Course Description Banach spaces. Continuous linear transformations. Banach algebras. Hilbert Spaces. Orthonormal bases. Least-squares approximation. Compact operators and approximation. Riesz representation theorem. Applications to economics. Real-world data analysis via internet APIs, Yahoo Finance, and python.

Textbook: Functional Analysis and its Applications by Amol Sasane.

Analysis I

Course Description A rigorous treatment of differential calculus of one variable: sequences, limits, continuity, the derivative, the Riemann integral. Uniform convergence of functions. Metric spaces.

Textbook: Basic Analysis: Introduction to Real Analysis by Jiřı́ Lebl.

Partial Differential Equations

Course Description Classification of partial differential equations. Characteristics. Derivation of the classical linear second order equations. Fourier series. Separation of variables. Initial and boundary value problems.

Textbook: Partial Differential Equations for Scientists and Engineers by Stanley Farlow; Dover.

Differential Equations

Course Description This course focuses on techniques of solving first and second order ordinary differential equations. Methods include separation of variables, variation of parameters, and the Laplace transform. Applications include linear and nonlinear models.
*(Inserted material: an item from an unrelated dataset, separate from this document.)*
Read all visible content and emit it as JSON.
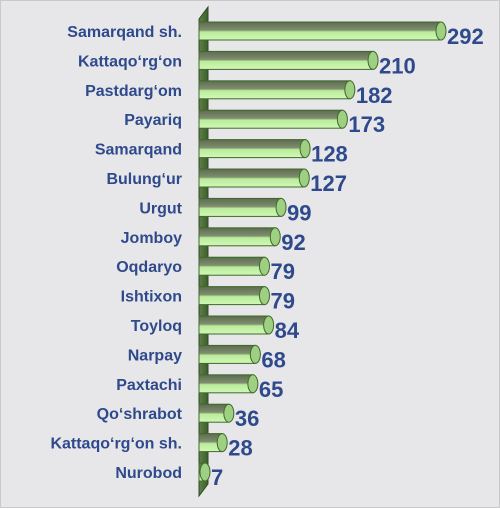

Textbook: Fundamentals of Differential Equations by R. Kent Nagle , Edward B. Saff , Arthur David Snider; Pearson.
First Course in Differential Equations with Modeling Applications by Dennis Zill; Brooks/Cole.

Linear Algebra

Course Description Linear equations and matrices, vector spaces, subspaces, linear independence, bases, dimension, inner product spaces, linear transformations, eigenvalues and eigenvectors, orthogonal matrices and diagonalization

Textbook: Linear Algebra and its Applications by David Lay; Pearson.

Discrete Foundations

Course Description This course will serve as a bridge between introductory and advanced mathematics. An introduction to the mathematical concepts and techniques of discrete mathematics: Topics include principles of logical argument, modular arithmetic and congrence classes, induction, sets, functions, relations, summations, the binomial theorem cardinality of sets.

Textbook: Mathematical Reasoning: Writing and Proof, Version 2.0 by Ted Sundstrom.

Vector Calculus

Course Description Review of vector algebra. Vector-valued functions. Divergence and curl. Multiple integrals; different coordinate systems. Line integrals, Greens Theorem, independence of path, conservative force fields. Surface integrals, Divergence Theorem, Stokes Theorem, Applications.

Textbook: Calculus for Scientists and Engineers: Early Transcendentals by Briggs, Cochran, and Gillett; Pearson.

Calculus III

Course Description Algebraic and geometric aspects of vectors, functions of several variables, partial derivatives, multiple integrals, vector calculus, line integrals, Green's Theorem.

Textbook: Calculus for Scientists and Engineers: Early Transcendentals by Briggs, Cochran, and Gillett; Pearson.

Calculus II

Course Description A study of applications of the definite integral, transcendental functions, integration techniques and infinite series.

Textbook: Calculus for Scientists and Engineers: Early Transcendentals by Briggs, Cochran, and Gillett; Pearson.

Calculus I

Course Description A study of limits, derivatives, continuity, differentiation and an introduction to the definite integral.

Textbook: Calculus for Scientists and Engineers: Early Transcendentals by Briggs, Cochran, and Gillett; Pearson.